Accusati di immobilità dai denigratori ed elogiati da chi da sempre ne apprezza coerenza ed intransigenza. Capita, da sempre, quando si ha a che fare con i Belphegor e, nonostante qualche leggera variazione sul tema, il solito film non può che avere repliche anche all’alba della buona settima fatica. Il terzetto austriaco, qui al suo secondo album su Nuclear Blast, torna a calcare le scene con un sound, al solito, rodato e solido che nulla toglie e poco aggiunge a quanto già fatto vedere fino ad oggi.
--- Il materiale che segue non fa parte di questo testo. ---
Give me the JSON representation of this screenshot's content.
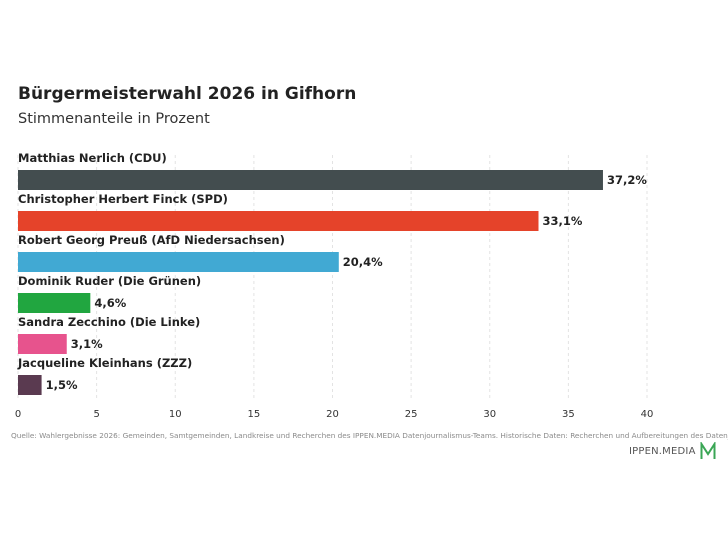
{
  "title": "Bürgermeisterwahl 2026 in Gifhorn",
  "subtitle": "Stimmenanteile in Prozent",
  "chart_data": {
    "type": "bar",
    "orientation": "horizontal",
    "categories": [
      "Matthias Nerlich (CDU)",
      "Christopher Herbert Finck (SPD)",
      "Robert Georg Preuß (AfD Niedersachsen)",
      "Dominik Ruder (Die Grünen)",
      "Sandra Zecchino (Die Linke)",
      "Jacqueline Kleinhans (ZZZ)"
    ],
    "values": [
      37.2,
      33.1,
      20.4,
      4.6,
      3.1,
      1.5
    ],
    "value_labels": [
      "37,2%",
      "33,1%",
      "20,4%",
      "4,6%",
      "3,1%",
      "1,5%"
    ],
    "colors": [
      "#434d4f",
      "#e5432a",
      "#41a9d3",
      "#21a640",
      "#e7538d",
      "#5a3a50"
    ],
    "xlim": [
      0,
      40
    ],
    "xticks": [
      0,
      5,
      10,
      15,
      20,
      25,
      30,
      35,
      40
    ],
    "xlabel": "",
    "ylabel": "",
    "grid": "vertical dashed"
  },
  "source": "Quelle: Wahlergebnisse 2026: Gemeinden, Samtgemeinden, Landkreise und Recherchen des IPPEN.MEDIA Datenjournalismus-Teams. Historische Daten: Recherchen und Aufbereitungen des Datenjournalismus-Teams.",
  "logo": {
    "text": "IPPEN.MEDIA",
    "mark_color": "#3aa655"
  }
}
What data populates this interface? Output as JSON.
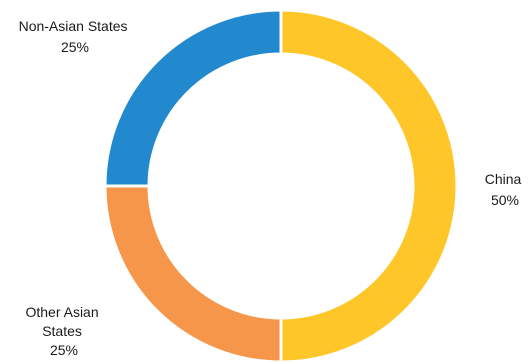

Dieci brani, per una durata giusta e digeribile, che mostrano una band prevedibilmente fedele al proprio io ma intelligente nel cambiare pelle proponendo qualcosa che non sia una mera riproposizione del passato. Non siamo al cospetto di tre novellini ed i Belphegor sapevano, prima di tutti, di dover offrire qualche leggerissimo accorgimento ad un sound che, con pigrizia e rigidità stilistica, si sarebbe accartocciato su se stesso e sui propri temi. E’ così che Helmut e soci ripropongono la propria ferale e cruda miscela di black e death che appare funzionante e “fresca” grazie ad un ritrovato gusto per la melodia ed una cura del particolare che non ti aspetti. Fermo restando che i nostri non possono nè vogliono muoversi dal proprio background sonoro, in questo ‘Bondage Goat Zombie’ le composizioni appaiono più curate ed attente nell’inseguire atmosfere e teatralità. Conoscendo gusti ed abitudini dei Belphegor, non è difficile immaginare come questa ricerca porti a concepire un album che, oltre ad una maggiore varietà, goda di una fortissima carica tetra e blasfema. Brani oscuri come da tradizione trovano tempo e modo, tra blast beat, sfuriate di routine e scambi di testimone tra black e death statunitense, di avvolgere l’ascoltatore ipnotizzandolo prima di stringerlo nella propria morsa. Una formula ritoccata con competenza e mestiere, sapendo dove andare a piazzare la melodia in più, come alternate i nuovi break e rallentamenti al contesto ed in che modo piazzare le variazioni vocali di un Helmut sempre più versatile ed espressivo che mai.

Un piatto diverso per una pietanza che resterà appetibile per chi l’ha sempre masticata, indigesta a tutti gli altri. I Belphegor sono tornati con il proprio immutabile stile che, se alla lunga continua a dare segni di cedimento, rimane testimone di esperienza e lucidità artistiche.